The company will save money, but the bigger issue is that fuboTV only has a cash balance of $307 million. The service is promising similar to Roku (ROKU) as the streaming market becomes fragmented and a vMVPD offers the ability to consolidate streaming services into one convenient platform for viewers.

Though, the major problem is that these SVOD and MVPD services are charging far below the costs of cable TV. According to the sourced data, viewers were willing to spend $147 on average on cable and now only spend $70 a month on a vMVPD service like fuboTV.

TV cost table

Source: fuboTV Q3’22 shareholder letter

The viewers are saving monthly while corporations like fuboTV are struggling and Disney (DIS) had to re-hire Bob Iger as their CEO. The big question is whether viewers will stay with streaming services, if the services charge prices to cover actual costs.

fuboTV forecast Q4’22 revenues will jump to $280 million after reporting a Q3’22 adjusted EBITDA loss of $92.7 million for a negative 41.2% margin. The business is only forecast to slow growth to only 20% when margins are very negative.

Q3'22 results table

Source: fuboTV Q3’22 shareholder letter

The biggest red flag for a public stock is the following statement by CEO David Gandler on the Q3’22 earnings call:

Yes, so we haven’t given a sort of a rant, if you will, in terms of the investment in the sports. But what I would tell you, though, as you would suspect that it certainly extends our runway. And so I think what we’ve said historically, is that we have cash through 2023. And then our cash needs in ’24 are relatively modest, I would say in broad strokes, that ending or exited gaming would modestly extend that. And then I would also add, don’t forget that Q1 tends to be our highest cash use quarter from a seasonal perspective.

fuboTV has impressive subscriber growth with the total jumping to 1.2 million in Q3 for 31% growth. The company guided to Q4’22 subscribers at 1.37 million with revenues reaching $280 million for strong sequential growth.

In essence, the company is growing substantially even facing a scenario where advertising ARPU declined 12% YoY to $7.37 in Q3, but the management team discussed a strong September and prospects for a better holiday period. The key is that fuboTV already had a strong advertising business unlike most streaming services realizing the need to tap into the ad market with subscriptions that don’t cover costs.

The mounting problem is that 37% of TV consumption is already via streaming services. While fuboTV has some growth ahead, the company isn’t positioned very well when one realizes how the market shift from cord cutting isn’t in the early innings anymore.

Market Shift Needed

The stock only has a market cap of $550 million now with the dip below $3. The major reason fuboTV trades this low is the cash position combined with the ongoing large operating losses.

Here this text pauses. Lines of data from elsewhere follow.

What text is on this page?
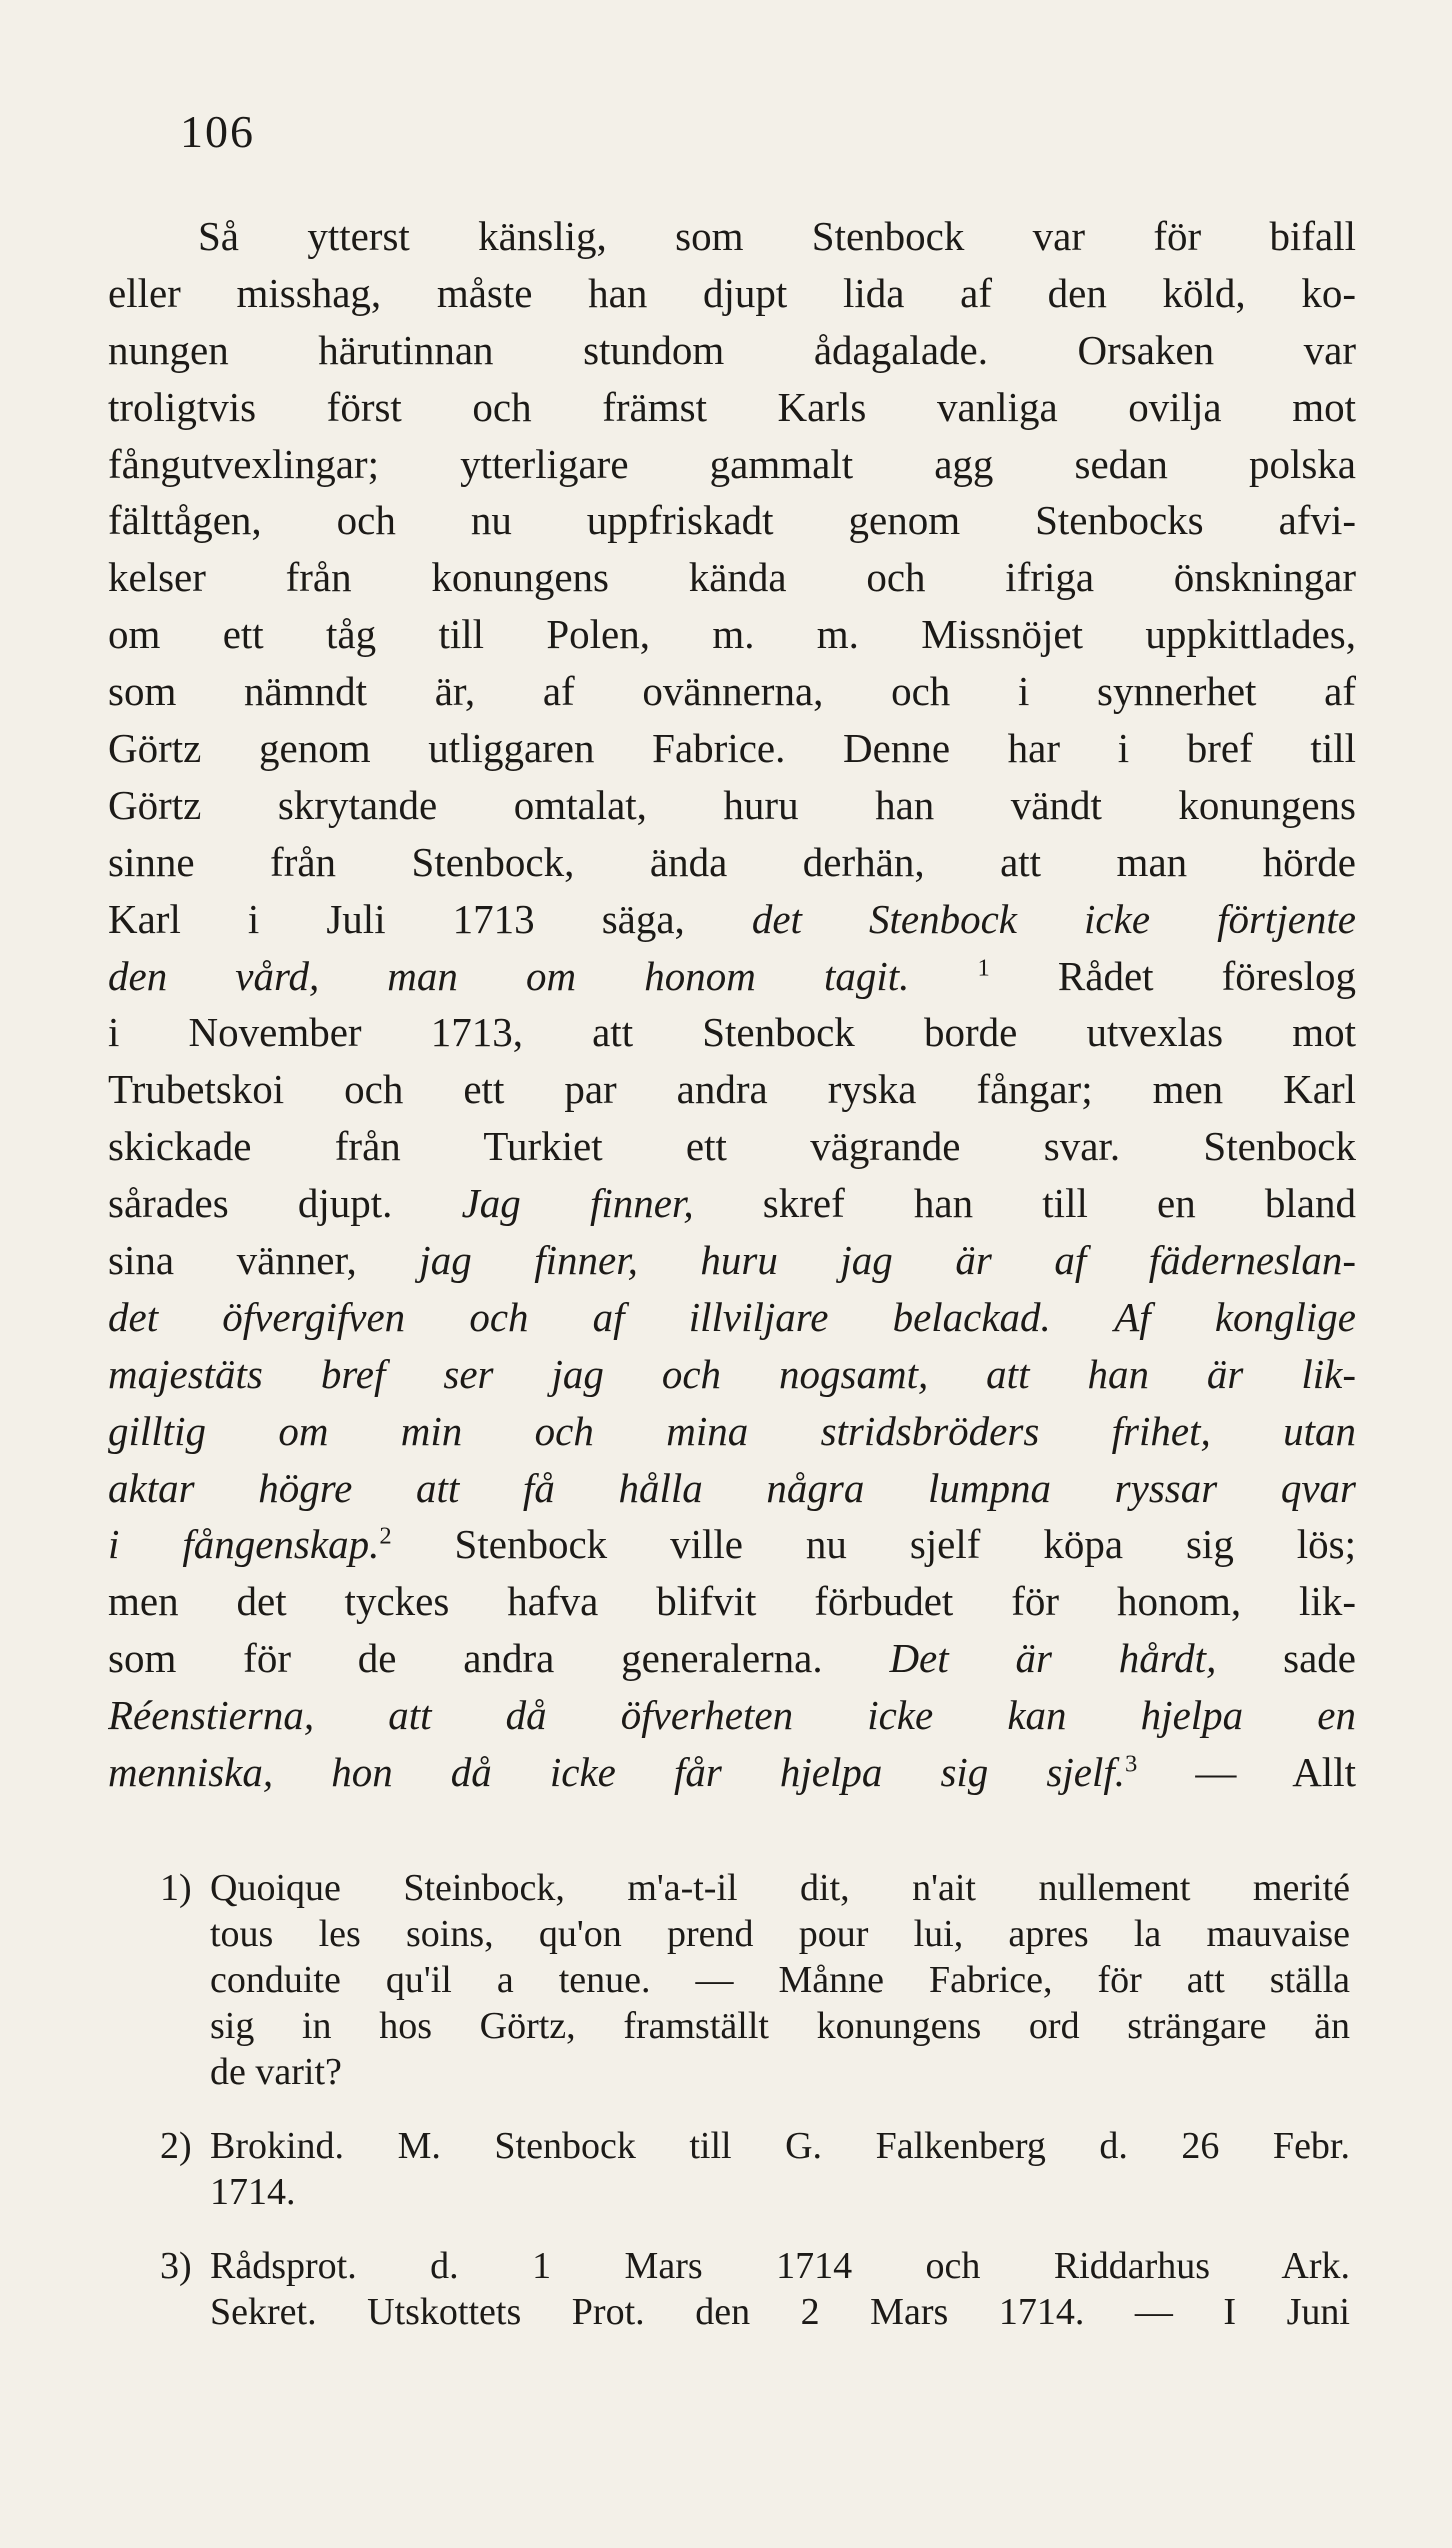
106
Så ytterst känslig, som Stenbock var för bifall
eller misshag, måste han djupt lida af den köld, ko-
nungen härutinnan stundom ådagalade. Orsaken var
troligtvis först och främst Karls vanliga ovilja mot
fångutvexlingar; ytterligare gammalt agg sedan polska
fälttågen, och nu uppfriskadt genom Stenbocks afvi-
kelser från konungens kända och ifriga önskningar
om ett tåg till Polen, m. m. Missnöjet uppkittlades,
som nämndt är, af ovännerna, och i synnerhet af
Görtz genom utliggaren Fabrice. Denne har i bref till
Görtz skrytande omtalat, huru han vändt konungens
sinne från Stenbock, ända derhän, att man hörde
Karl i Juli 1713 säga, det Stenbock icke förtjente
den vård, man om honom tagit. $^1$ Rådet föreslog
i November 1713, att Stenbock borde utvexlas mot
Trubetskoi och ett par andra ryska fångar; men Karl
skickade från Turkiet ett vägrande svar. Stenbock
sårades djupt. Jag finner, skref han till en bland
sina vänner, jag finner, huru jag är af fäderneslan-
det öfvergifven och af illviljare belackad. Af konglige
majestäts bref ser jag och nogsamt, att han är lik-
gilltig om min och mina stridsbröders frihet, utan
aktar högre att få hålla några lumpna ryssar qvar
i fångenskap.$^2$ Stenbock ville nu sjelf köpa sig lös;
men det tyckes hafva blifvit förbudet för honom, lik-
som för de andra generalerna. Det är hårdt, sade
Réenstierna, att då öfverheten icke kan hjelpa en
menniska, hon då icke får hjelpa sig sjelf.$^3$ — Allt
1) Quoique Steinbock, m'a-t-il dit, n'ait nullement merité
tous les soins, qu'on prend pour lui, apres la mauvaise
conduite qu'il a tenue. — Månne Fabrice, för att ställa
sig in hos Görtz, framställt konungens ord strängare än
de varit?
2) Brokind. M. Stenbock till G. Falkenberg d. 26 Febr.
1714.
3) Rådsprot. d. 1 Mars 1714 och Riddarhus Ark.
Sekret. Utskottets Prot. den 2 Mars 1714. — I Juni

Any signs Bob Iger can change the pricing disconnect in the video streaming model at Disney could definitely provide a catalyst for fuboTV. In addition, if the company can actually start integrating gambling data into sports programming to obtain a higher ARPU, the stock could become appealing.

Otherwise, investors need to stay away from the stock regardless of the price. fuboTV burned $76.4 million in cash from operations in the last quarter and the upcoming Q1 is traditionally worse. The streaming platform faces a tough 2023 with any sizable cash burn placing the company in a precarious financial position until management can eliminate quarterly cash burn rates.

Takeaway

The key investor takeaway is that fuboTV hasn’t figured out how to turn booming subscriptions into anywhere close to a profitable business. The stock was intriguing for the gambling angle, but the elimination of that business due to cash concerns eliminates the most promising aspect of fuboTV.

Until the company figures out a new way to profit from the sports-focused video platform, investors should avoid the stock playing a dangerous game with limited cash and large cash burn rates.